The Limits of Victory

Zeit Online
Joe Biden may have won the election, but the U.S. is still divided and the Republicans are ready to block his every move, even as the country faces grave crises.

On Sat., Nov. 7, 2020, at 11:24 a.m., three and a half days after the polls closed, the U.S. television networks finally called the result of America’s 46th presidential election. If you were not on Twitter or watching TV, you heard the cheering from the streets. Within minutes, across the country, cities erupted in celebration of the Biden-Harris victory. By 11:40 a.m., even the pro-Trump Fox News channel was acknowledging what it preferred to call the “predicted result.”

Four years on from 2016, this is how the end of the Trump administration began. For 52 percent of Americans, it was an extraordinary relief. For 48 percent who supported the president, it was a bitter and barely comprehensible defeat that many, including the president, are still struggling to accept.

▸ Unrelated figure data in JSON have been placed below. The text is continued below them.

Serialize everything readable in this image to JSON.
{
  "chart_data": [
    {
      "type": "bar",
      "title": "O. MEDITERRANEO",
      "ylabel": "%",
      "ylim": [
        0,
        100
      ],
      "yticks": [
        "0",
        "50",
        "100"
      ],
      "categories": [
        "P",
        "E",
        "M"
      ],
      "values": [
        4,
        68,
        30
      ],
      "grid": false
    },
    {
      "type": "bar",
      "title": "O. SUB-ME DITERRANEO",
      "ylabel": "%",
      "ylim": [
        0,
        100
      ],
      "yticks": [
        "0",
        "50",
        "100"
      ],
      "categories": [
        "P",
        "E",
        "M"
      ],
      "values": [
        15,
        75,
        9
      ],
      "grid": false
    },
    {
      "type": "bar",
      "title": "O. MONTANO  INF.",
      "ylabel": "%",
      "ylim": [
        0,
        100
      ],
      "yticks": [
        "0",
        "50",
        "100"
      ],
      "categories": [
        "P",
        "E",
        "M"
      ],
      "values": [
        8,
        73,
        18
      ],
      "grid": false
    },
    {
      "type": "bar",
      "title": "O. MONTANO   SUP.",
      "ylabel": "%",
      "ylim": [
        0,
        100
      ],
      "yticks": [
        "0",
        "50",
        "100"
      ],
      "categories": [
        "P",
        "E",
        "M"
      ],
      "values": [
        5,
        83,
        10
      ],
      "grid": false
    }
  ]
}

There are ways of downplaying the drama of events. It was an election held under unusual circumstances. But the outcome was not, in the end, a surprise. The Democrats won the popular vote as they have in the last seven of eight elections. Once again, the polls underestimated Donald Trump’s support. But Trump is a wild card and his relatively narrow defeat is well within the margin of error. Joe Biden, on the other hand, is the most obvious of candidates. He is, by his own telling, a transitional figure, who by defeating Trump clears the path of demographic destiny.